My guess is because it was focused on those attending elite institutions:

"In their paper on admissions to highly selective colleges... students at each of the schools in this analysis... Students opting to not submit an SAT/ACT score achieve relatively lower college GPAs when they attend an Ivy-Plus college..."

My guess is the meaning of a high or low GPA versus standardized test changes quite a bit when you have groups very highly selected based on a wealth of other information.

The Dartmouth report has always frustrated because they, along with that other paper, selectively present conditional means rather than scatterplots, hiding the variability around points to make things look more predictive than they are. Means by predictor level are almost useless without knowing the conditional variance for each predictor level. They're basically deliberately pretending that there is no error variance in the prediction equation.

Meta-analyses suggest that both standardized test performance and GPA predict later performance. For example:

https://www.tandfonline.com/doi/abs/10.1080/10627197.2015.99...

In some literature, GPA is superior, and others, testing.

There are other studies from decades ago showing that when standardized tests are temporarily removed from admissions (e.g., due to a court ruling), it has almost no influence on outcomes of admitted students later, suggesting admissions committees are able to select comparable students without tests.

I'm not saying tests are horrible and should be omitted, I just think people really overstate their predictive utility and it causes a ton of problems down the road.

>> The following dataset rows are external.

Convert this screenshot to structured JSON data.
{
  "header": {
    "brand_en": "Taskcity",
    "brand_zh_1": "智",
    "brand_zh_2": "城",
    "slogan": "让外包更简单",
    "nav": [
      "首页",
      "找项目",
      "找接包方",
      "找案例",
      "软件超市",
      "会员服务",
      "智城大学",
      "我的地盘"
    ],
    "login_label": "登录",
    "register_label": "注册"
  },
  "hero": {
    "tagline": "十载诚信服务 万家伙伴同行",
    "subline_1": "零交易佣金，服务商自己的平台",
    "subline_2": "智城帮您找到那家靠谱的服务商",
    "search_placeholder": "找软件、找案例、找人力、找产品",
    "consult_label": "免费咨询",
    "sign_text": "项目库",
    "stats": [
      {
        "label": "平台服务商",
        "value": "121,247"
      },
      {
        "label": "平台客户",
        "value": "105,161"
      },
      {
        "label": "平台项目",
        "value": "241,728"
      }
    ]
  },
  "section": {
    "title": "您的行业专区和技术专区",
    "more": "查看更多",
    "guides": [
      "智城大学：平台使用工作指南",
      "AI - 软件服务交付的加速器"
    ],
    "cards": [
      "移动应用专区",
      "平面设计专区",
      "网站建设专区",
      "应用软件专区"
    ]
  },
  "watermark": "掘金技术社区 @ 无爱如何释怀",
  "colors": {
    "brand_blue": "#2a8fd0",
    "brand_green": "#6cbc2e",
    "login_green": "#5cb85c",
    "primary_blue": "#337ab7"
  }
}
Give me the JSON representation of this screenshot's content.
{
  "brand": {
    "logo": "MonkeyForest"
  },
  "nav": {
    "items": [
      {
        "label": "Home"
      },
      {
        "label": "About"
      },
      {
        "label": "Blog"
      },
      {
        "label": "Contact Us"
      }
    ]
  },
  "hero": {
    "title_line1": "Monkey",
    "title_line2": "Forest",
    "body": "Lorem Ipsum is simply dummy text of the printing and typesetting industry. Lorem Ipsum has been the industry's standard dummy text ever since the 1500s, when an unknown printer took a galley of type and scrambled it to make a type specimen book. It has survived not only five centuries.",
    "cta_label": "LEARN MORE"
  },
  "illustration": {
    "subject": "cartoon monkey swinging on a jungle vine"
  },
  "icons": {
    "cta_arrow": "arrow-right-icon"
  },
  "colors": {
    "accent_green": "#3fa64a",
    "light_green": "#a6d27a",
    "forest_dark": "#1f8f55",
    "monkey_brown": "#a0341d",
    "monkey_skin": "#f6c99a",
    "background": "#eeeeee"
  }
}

ghaff 6 days ago | parent [-]

Basically standardized tests (and GPAs--however corrected) are both good predictors. Depending upon the institution's objectives, other factors may play in as well though they may not correlate that well to GPA in university which may or may not be a good thing depending on your perspective. My personal opinion in that it doesn't really matter past a certain point. (You don't want people to flunk out but the objective isn't really to get good university grades.)